Right around the time we finished recording “Close To You,” I heard “We’ve Only Just Begun,” and created the arrangement. We were now putting together the album, and I was having serious thoughts about holding up “Close To You” and putting out “We’ve Only Just Begun.” “Close To You” was just so different and understated for Top Forty radio that I worried. That track…we had to revert to a “click” because it was just so deliberate. (Bassist) Joe Osborn and Karen were like metronomes, (drummer) Hal Blaine and I tended to rush a little. But I remember Hal Blaine saying, “That’s the one,” about “We’ve Only Just Begun.” It turns out both of them were the ones.
MR: And now you were recording the second album.
RC: Well, as far as doing another album, Herbie said we could just do a couple tracks here, have a listen, a couple tracks there… Well, the first ones were “Love Is Surrender” and “Mr. Guder” in Studio C. We were in a hurry, why, I don’t know, we didn’t have a tight schedule yet. In the midst of all of that, “Close To You” came out, and it pretty much “happened” overnight. Then we get the call from Jerry (Moss). “Album! Need an album!!” From that moment on, the schedule was never relaxed.
MR: What about some of the other tracks on Close To You?
RC: For years, I liked “Reason To Believe,” and we did some version of it previously at Joe Osborn’s studio. “Maybe It’s You” is something Bettis and I had written in ’68…that’s one of my favorite ones; “Crescent Noon” is something else we wrote back in ’68, and “I Kept On Loving You” was shopped by Roger (Nichols) and Paul (Williams). “Another Song”–very sixties–we came up with that piece of nonsense in ’67. It was SO sixties with the wah-wah, the mystical stuff, and the recitative lifted from Handel. Though they differed in approach and sound from Offering, there was a little bit from that period of time in “Another Song,” “Crescent Noon,” and all. “Baby, It’s You,” I love–the arrangement, Karen’s vocals, (Bob) Messenger’s sax solo, Osborn’s bass playing, “cheatin'”‘s perfect fifths–everything about it, even the intentionally hokey major seventh ending.
MR: What are some of your favorite Carpenters recordings?
RC: I think “Close To You” is one of the best pop records ever made. I like “Superstar” a great deal, but not the way it’s produced. Because we’d “hit” by then, we didn’t have the time to lavish on each track, the way we did with “Close To You,” since we were “famous” by that time.
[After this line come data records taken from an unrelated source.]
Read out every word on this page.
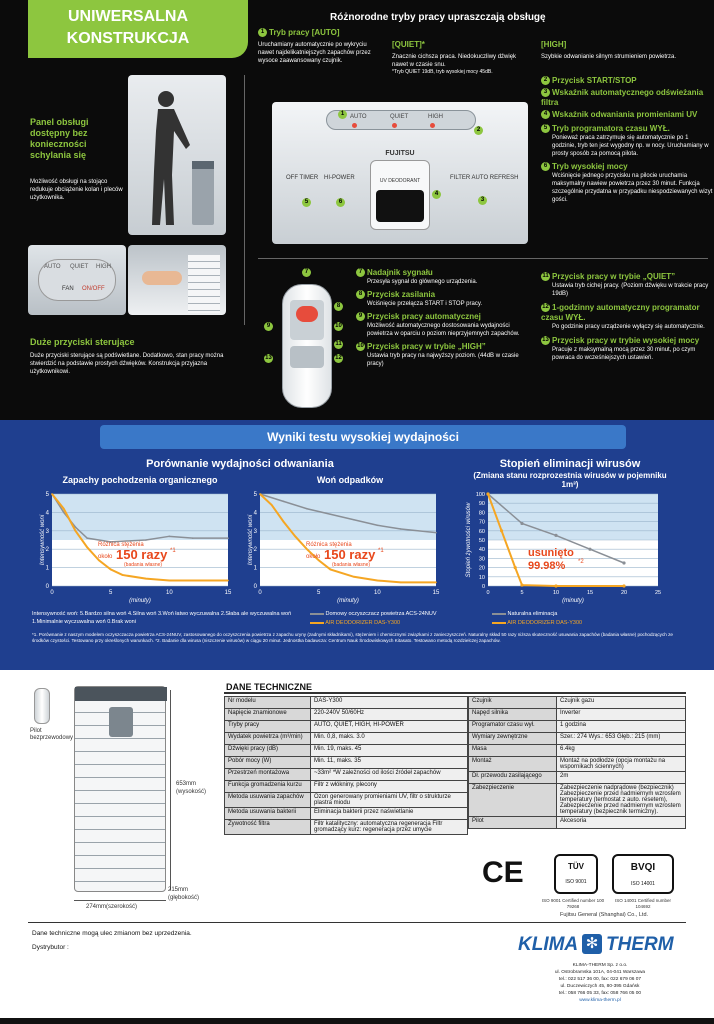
UNIWERSALNA
KONSTRUKCJA
Różnorodne tryby pracy upraszczają obsługę
Panel obsługi dostępny bez konieczności schylania się
Możliwość obsługi na stojąco redukuje obciążenie kolan i pleców użytkownika.
AUTO QUIET HIGH
FAN ON/OFF
Duże przyciski sterujące
Duże przyciski sterujące są podświetlane. Dodatkowo, stan pracy można stwierdzić na podstawie prostych dźwięków. Konstrukcja przyjazna użytkownikowi.
1 Tryb pracy [AUTO]
Uruchamiany automatycznie po wykryciu nawet najdelikatniejszych zapachów przez wysoce zaawansowany czujnik.
[QUIET]*
Znacznie cichsza praca. Niedokuczliwy dźwięk nawet w czasie snu.
*Tryb QUIET 19dB, tryb wysokiej mocy 45dB.
[HIGH]
Szybkie odwanianie silnym strumieniem powietrza.
AUTO	QUIET	HIGH
FUJITSU
UV DEODORANT
OFF TIMER HI-POWER	FILTER AUTO REFRESH
1
2
3
4
5	6
2 Przycisk START/STOP
3 Wskaźnik automatycznego odświeżania filtra
4 Wskaźnik odwaniania promieniami UV
5 Tryb programatora czasu WYŁ.
Ponieważ praca zatrzymuje się automatycznie po 1 godzinie, tryb ten jest wygodny np. w nocy. Uruchamiany w prosty sposób za pomocą pilota.
6 Tryb wysokiej mocy
Wciśnięcie jednego przycisku na pilocie uruchamia maksymalny nawiew powietrza przez 30 minut. Funkcja szczególnie przydatna w przypadku niespodziewanych wizyt gości.
7
8
9	10
11
12
13
7 Nadajnik sygnału
Przesyła sygnał do głównego urządzenia.
8 Przycisk zasilania
Wciśnięcie przełącza START i STOP pracy.
9 Przycisk pracy automatycznej
Możliwość automatycznego dostosowania wydajności powietrza w oparciu o poziom nieprzyjemnych zapachów.
10 Przycisk pracy w trybie „HIGH”
Ustawia tryb pracy na najwyższy poziom. (44dB w czasie pracy)
11 Przycisk pracy w trybie „QUIET”
Ustawia tryb cichej pracy. (Poziom dźwięku w trakcie pracy 19dB)
12 1-godzinny automatyczny programator czasu WYŁ.
Po godzinie pracy urządzenie wyłączy się automatycznie.
13 Przycisk pracy w trybie wysokiej mocy
Pracuje z maksymalną mocą przez 30 minut, po czym powraca do wcześniejszych ustawień.
Wyniki testu wysokiej wydajności
Porównanie wydajności odwaniania	Stopień eliminacji wirusów
(Zmiana stanu rozprozestnia wirusów w pojemniku 1m³)
Zapachy pochodzenia organicznego	Woń odpadków
0
1
2
3
4
5
0	5	10	15
(minuty)
Intensywność woni	Różnica stężenia
około 150 razy *1
(badania własne)
0
1
2
3
4
5
0	5	10	15
(minuty)
Intensywność woni	Różnica stężenia
około 150 razy *1
(badania własne)
0
10
20
30
40
50
60
70
80
90
100
0	5	10	15	20	25
(minuty)
Stopień żywotności wirusów	usunięto
99.98% *2
Intensywność woń: 5.Bardzo silna woń 4.Silna woń 3.Woń łatwo wyczuwalna 2.Słaba ale wyczuwalna woń 1.Minimalnie wyczuwalna woń 0.Brak woni
Domowy oczyszczacz powietrza ACS-24NUV
AIR DEODORIZER DAS-Y300
Naturalna eliminacja
AIR DEODORIZER DAS-Y300
*1. Porównanie z naszym modelem oczyszczacza powietrza ACS-24NUV, zastosowanego do oczyszczenia powietrza z zapachu uryny (zadnymi składnikami), stężeniem i chemicznymi związkami z zanieczyszczeń. Naturalny skład 50 razy niższa skuteczność usuwania zapachów (badania własne) pochodzących ze środków czystości. Testowano przy określonych warunkach. *2. Badanie dla wirusa (niszczenie wirusów) w ciągu 20 minut. Jednostka badawcza: Centrum Nauk Środowiskowych Kitasato. Testowano metodą rozdzielczej zapachów.
Pilot bezprzewodowy
653mm (wysokość)
215mm (głębokość)
274mm(szerokość)
DANE TECHNICZNE
Nr modelu	DAS-Y300
Napięcie znamionowe	220-240V 50/60Hz
Tryby pracy	AUTO, QUIET, HIGH, HI-POWER
Wydatek powietrza (m³/min)	Min. 0,8, maks. 3.0
Dźwięki pracy (dB)	Min. 19, maks. 45
Pobór mocy (W)	Min. 11, maks. 35
Przestrzeń montażowa	~33m² *W zależności od ilości źródeł zapachów
Funkcja gromadzenia kurzu	Filtr z włókniny, plecony
Metoda usuwania zapachów	Ozon generowany promieniami UV, filtr o strukturze plastra miodu
Metoda usuwania bakterii	Eliminacja bakterii przez naświetlanie
Żywotność filtra	Filtr katalityczny: automatyczna regeneracja Filtr gromadzący kurz: regeneracja przez umycie
Czujnik	Czujnik gazu
Napęd silnika	Inverter
Programator czasu wył.	1 godzina
Wymiary zewnętrzne	Szer.: 274 Wys.: 653 Głęb.: 215 (mm)
Masa	6.4kg
Montaż	Montaż na podłodze (opcja montażu na wspornikach ściennych)
Dł. przewodu zasilającego	2m
Zabezpieczenie	Zabezpieczenie nadprądowe (bezpiecznik) Zabezpieczenie przed nadmiernym wzrostem temperatury (termostat z auto. resetem), Zabezpieczenie przed nadmiernym wzrostem temperatury (bezpiecznik termiczny).
Pilot	Akcesoria
CE	TÜV
ISO 9001
BVQI
ISO 14001
ISO 9001 Certified number 100 79268
ISO 14001 Certified number 104692
Fujitsu General (Shanghai) Co., Ltd.
Dane techniczne mogą ulec zmianom bez uprzedzenia.
Dystrybutor :	KLIMA ✻ THERM
KLIMA-THERM Sp. z o.o.
ul. Ostrobramska 101A, 04-041 Warszawa
tel.: 022 517 36 00, fax: 022 679 06 07
ul. Duczewiczych 45, 80-395 Gdańsk
tel.: 058 766 05 33, fax: 058 766 05 00
www.klima-therm.pl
I always liked “For All We Know,” “Reason To Believe,” and “Crystal Lullaby” a great deal; I love “This Masquerade.” And I think “Merry Christmas, Darling” is a terrific record, as well as “Ticket To Ride.”
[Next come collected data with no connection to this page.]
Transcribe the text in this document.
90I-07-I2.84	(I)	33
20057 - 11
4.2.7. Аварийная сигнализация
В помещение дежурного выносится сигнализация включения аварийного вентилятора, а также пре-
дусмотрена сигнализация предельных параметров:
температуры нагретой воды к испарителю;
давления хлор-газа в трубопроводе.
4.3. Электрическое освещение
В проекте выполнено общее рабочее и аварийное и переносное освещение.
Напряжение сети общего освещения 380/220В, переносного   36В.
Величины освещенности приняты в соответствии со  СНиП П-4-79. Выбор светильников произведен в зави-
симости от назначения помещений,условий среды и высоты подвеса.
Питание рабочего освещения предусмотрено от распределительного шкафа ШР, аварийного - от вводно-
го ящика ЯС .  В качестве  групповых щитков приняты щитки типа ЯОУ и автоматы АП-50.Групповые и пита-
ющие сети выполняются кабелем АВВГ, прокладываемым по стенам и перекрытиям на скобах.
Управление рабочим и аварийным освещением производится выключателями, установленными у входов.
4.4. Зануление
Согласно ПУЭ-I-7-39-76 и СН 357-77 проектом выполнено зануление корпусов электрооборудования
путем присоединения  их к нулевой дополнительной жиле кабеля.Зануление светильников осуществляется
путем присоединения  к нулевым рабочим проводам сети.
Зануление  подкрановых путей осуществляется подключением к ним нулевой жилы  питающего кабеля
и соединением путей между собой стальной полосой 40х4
MR: When I was a kid, there was this commercial, I don’t remember the product, but there was a beautiful song in the background. I remember being shocked to hear it on Now And Then, as “Heather”!
RC: [Laughs] It was used as underscore, if you will, to a Geritol commercial! Obviously, it was a soft sell because you heard that in the background. So, we tracked it down, it was written by Johnny Pearson, a popular band leader and composer in England, and it was originally called, “Autumn Reverie.” We asked him if we could change the title. He was delighted we were doing it, and John (Bettis) came up with the title “Heather.”
MR: Any career choices other than recording “There’s A Kind Of Hush” that you might have changed?
RC: I said if I had it to do over again–of course, we all can say that–there are so many things I’d have done differently. First off, there was all that touring…I needed to spend more time on the music. I always said we were a recording act first and foremost. So you did certain things that you think will be a hit, but wished you’d never done, like “Please Mr. Postman.” It’s really an extremely well-performed and produced pop record. But we shouldn’t have been doing any of those things (oldies) by that time. With side two of Now And Then, that should have been it. And beyond that, the very few times that I chose to use a synthesizer, I have regretted it. Every last time.
MR: Would Karen have had any do-overs?
RC: Karen never cared for “Solitaire”…and I’m not that crazy about it either! What I liked about it, more than anything, is that it shows off her voice so darned well. But, no, she never cared for that song.
MR: With that much success in the early days of A&M, your records funded much of the label’s later projects that went on to become hugely successful. Were you conscious of that at the time?
MR: Did you feel the pressure of always having to deliver hits?
RC: Yeah, but it doesn’t matter if you have a hundred hits…you want 101!
MR: What do you feel was your contribution to music through your records?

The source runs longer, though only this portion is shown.